Un homme bougea dans l’obscurité.
« Il suffit de vous voir. Vous ne vous êtes pas regardé dans une glace ces derniers temps. Et puis, la cité ne s’est jamais souciée de nous au point de monter une opération aussi compliquée rien que pour nous trouver.
Quelques cinglés à la tête bourrée de poésie, ça les laisse froids, ils le savent bien et nous aussi ; tout le monde le sait. Tant que le gros de la population ne se balade pas en citant la Magna Charta et la Constitution, tout va bien. C’est assez des pompiers pour veiller au grain de temps en temps. Non, les villes ne nous inquiètent pas.
Et vous avez bien triste allure. » Ils suivirent le fleuve en direction du sud. Montag essayait de voir les visages des hommes, ces vieux visages aperçus à la clarté du feu, las et marqués de rides. Il était à la recherche d’une lueur de joie, de détermination, de triomphe sur le lendemain qu’il avait du mal à débusquer. Peut-être s’attendait-il à voir leurs traits rayonner du savoir dont ils étaient porteurs, briller comme brillent les lanternes : de l’intérieur. Mais il n’y avait eu de lumière que celle du feu de camp, et ces hommes ne semblaient en rien différents de tous ceux qui avaient fait une longue course, entrepris une longue quête, vu détruire des choses chères à leur cœur, et qui maintenant, sur le tard, se rassemblaient pour attendre la fin de la fête et l’extinction des feux. Ils n’étaient pas du tout sûrs que ce qu’ils transportaient dans leurs têtes ferait briller chaque aube à venir d’une lumière plus pure, ils n’étaient sûrs de rien sinon que les livres étaient enregistrés derrière leurs yeux impassibles, qu’ils attendaient, intacts, les clients qui pourraient se présenter des années plus tard, les uns avec les doigts propres, les autres avec les doigts sales.
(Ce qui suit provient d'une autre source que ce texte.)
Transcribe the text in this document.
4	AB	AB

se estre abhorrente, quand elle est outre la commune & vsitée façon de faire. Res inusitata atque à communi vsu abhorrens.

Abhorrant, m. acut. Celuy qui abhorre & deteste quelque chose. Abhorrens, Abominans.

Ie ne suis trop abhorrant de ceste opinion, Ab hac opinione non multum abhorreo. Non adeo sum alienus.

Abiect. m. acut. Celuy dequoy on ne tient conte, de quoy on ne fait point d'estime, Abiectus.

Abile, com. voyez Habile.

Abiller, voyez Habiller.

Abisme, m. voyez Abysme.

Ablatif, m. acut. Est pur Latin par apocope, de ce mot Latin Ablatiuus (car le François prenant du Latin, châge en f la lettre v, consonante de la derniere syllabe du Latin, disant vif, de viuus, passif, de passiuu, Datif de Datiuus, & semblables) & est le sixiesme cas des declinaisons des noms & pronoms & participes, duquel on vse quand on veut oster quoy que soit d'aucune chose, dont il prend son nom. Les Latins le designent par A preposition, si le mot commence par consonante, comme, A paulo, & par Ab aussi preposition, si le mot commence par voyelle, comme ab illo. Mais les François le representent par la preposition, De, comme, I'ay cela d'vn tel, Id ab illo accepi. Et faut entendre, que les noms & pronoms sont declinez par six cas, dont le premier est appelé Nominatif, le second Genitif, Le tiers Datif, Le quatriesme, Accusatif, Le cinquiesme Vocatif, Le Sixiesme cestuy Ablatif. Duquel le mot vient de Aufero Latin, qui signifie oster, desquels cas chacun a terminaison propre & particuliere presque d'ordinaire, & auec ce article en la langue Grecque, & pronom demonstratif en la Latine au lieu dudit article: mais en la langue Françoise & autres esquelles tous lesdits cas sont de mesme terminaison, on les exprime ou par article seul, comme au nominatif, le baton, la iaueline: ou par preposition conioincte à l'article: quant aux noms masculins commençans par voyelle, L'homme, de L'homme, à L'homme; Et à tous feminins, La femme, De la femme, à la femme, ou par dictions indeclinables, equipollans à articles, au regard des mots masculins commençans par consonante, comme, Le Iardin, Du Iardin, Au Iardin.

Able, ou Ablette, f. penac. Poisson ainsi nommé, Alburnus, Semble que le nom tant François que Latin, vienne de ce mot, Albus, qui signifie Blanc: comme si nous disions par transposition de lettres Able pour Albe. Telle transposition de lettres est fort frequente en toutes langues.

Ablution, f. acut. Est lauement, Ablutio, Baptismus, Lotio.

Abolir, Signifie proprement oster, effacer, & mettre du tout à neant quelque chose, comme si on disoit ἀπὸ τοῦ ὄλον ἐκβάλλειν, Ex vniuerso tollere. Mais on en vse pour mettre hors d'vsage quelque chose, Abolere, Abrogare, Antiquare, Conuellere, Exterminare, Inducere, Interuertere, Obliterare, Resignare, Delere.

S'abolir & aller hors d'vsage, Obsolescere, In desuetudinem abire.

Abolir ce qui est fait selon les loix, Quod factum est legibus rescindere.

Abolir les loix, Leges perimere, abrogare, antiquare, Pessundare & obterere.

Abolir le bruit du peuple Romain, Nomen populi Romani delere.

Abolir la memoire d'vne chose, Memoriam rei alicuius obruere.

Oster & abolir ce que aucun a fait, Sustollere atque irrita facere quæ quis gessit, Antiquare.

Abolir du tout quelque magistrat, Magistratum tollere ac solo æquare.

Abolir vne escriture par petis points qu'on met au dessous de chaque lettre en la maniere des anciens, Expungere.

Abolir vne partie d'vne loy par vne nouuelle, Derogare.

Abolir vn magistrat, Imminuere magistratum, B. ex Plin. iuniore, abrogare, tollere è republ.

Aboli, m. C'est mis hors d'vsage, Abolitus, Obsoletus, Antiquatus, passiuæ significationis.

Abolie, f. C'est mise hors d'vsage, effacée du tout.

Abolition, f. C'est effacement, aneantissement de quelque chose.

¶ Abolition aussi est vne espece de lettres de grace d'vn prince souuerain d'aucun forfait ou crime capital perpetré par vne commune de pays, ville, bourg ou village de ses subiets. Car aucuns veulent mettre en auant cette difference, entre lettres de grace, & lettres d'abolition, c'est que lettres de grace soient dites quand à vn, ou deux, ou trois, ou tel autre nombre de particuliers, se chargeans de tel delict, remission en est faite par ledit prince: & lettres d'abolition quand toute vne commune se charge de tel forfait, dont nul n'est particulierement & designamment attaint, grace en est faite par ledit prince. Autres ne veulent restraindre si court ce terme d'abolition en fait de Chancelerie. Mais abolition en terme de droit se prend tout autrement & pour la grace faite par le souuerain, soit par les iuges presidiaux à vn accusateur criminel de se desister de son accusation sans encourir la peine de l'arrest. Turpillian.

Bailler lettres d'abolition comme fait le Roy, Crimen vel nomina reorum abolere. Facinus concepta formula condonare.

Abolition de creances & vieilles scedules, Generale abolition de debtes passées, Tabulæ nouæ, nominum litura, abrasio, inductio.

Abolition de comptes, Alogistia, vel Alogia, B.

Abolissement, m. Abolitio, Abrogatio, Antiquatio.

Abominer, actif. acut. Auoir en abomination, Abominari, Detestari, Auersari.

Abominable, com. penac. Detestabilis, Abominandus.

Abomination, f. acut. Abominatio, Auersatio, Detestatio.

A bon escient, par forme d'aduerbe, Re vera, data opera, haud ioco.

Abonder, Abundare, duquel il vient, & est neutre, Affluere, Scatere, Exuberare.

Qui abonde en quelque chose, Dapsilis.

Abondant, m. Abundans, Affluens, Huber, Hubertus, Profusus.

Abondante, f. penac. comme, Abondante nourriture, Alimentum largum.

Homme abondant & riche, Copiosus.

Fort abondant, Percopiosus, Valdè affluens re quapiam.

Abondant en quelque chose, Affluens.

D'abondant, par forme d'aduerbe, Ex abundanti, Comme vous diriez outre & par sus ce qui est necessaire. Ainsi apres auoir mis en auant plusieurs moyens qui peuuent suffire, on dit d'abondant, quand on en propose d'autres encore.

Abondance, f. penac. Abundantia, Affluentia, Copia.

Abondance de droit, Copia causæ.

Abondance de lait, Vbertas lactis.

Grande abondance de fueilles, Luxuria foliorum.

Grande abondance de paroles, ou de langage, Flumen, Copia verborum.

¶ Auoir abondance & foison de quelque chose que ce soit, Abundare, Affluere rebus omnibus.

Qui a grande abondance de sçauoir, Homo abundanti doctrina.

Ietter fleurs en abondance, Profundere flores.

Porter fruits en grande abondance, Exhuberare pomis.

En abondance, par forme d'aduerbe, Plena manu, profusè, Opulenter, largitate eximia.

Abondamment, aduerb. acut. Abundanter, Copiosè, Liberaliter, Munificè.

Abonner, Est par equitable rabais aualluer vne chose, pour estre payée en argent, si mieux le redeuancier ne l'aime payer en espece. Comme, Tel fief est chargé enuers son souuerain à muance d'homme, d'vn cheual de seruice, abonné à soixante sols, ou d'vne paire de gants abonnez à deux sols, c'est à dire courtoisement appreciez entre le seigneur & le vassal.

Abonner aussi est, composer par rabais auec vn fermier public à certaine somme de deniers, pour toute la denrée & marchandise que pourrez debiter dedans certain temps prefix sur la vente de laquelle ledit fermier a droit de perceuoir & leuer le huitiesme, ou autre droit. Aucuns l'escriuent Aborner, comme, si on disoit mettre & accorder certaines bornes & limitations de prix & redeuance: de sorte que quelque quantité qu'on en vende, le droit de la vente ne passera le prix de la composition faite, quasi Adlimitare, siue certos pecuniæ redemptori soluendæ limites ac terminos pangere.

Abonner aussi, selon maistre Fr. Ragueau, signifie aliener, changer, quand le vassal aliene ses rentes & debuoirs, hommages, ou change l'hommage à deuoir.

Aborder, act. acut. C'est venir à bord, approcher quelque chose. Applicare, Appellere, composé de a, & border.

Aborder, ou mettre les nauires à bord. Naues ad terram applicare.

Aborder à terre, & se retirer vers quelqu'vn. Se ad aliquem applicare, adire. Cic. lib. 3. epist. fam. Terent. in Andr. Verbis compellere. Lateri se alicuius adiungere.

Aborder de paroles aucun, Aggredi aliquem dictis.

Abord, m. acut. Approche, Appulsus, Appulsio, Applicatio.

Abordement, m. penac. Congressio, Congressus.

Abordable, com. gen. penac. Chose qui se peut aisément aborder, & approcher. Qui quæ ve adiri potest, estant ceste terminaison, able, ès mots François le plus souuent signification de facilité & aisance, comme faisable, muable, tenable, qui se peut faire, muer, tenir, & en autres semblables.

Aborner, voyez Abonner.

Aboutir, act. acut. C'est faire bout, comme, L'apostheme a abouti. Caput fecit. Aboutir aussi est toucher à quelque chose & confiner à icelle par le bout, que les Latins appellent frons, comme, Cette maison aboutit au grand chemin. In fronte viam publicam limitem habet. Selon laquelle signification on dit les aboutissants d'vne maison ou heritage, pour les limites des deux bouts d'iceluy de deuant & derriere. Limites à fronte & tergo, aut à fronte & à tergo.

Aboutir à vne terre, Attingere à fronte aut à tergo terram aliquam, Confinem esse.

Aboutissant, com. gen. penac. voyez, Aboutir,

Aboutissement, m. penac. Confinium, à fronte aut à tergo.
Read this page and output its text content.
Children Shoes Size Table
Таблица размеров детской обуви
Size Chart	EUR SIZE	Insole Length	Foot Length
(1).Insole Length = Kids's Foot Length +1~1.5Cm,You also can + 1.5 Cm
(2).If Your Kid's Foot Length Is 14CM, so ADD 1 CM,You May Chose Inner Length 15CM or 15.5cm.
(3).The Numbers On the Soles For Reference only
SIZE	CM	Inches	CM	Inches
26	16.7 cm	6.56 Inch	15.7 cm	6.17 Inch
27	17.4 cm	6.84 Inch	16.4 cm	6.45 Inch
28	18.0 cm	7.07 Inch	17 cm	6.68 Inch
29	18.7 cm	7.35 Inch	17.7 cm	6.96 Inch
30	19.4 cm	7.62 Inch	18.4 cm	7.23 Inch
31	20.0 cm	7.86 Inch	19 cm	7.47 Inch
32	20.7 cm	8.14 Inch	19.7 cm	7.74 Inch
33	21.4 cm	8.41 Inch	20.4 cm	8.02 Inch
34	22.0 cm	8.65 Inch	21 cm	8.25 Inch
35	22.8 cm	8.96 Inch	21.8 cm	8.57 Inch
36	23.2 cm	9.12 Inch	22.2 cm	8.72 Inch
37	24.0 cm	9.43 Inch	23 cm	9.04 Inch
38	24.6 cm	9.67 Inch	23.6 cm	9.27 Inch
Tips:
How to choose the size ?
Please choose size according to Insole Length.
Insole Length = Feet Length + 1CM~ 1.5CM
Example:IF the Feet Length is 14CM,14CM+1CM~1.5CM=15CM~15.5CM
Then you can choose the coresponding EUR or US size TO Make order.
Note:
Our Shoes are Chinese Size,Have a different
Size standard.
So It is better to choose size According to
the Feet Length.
Tandis qu’ils marchaient, Montag les dévisageait du coin de l’œil.
« Ne jugez pas un livre d’après sa couverture », dit quelqu’un.
Et chacun de rire en silence tout en poursuivant sa route le long du fleuve.
Un hurlement déchira le ciel, mais les avions venus de la ville avaient disparu bien avant que les hommes aient levé la tête. Montag se retourna vers la cité, tout là-bas, à l’autre bout du fleuve, désormais réduite à un simple halo lumineux.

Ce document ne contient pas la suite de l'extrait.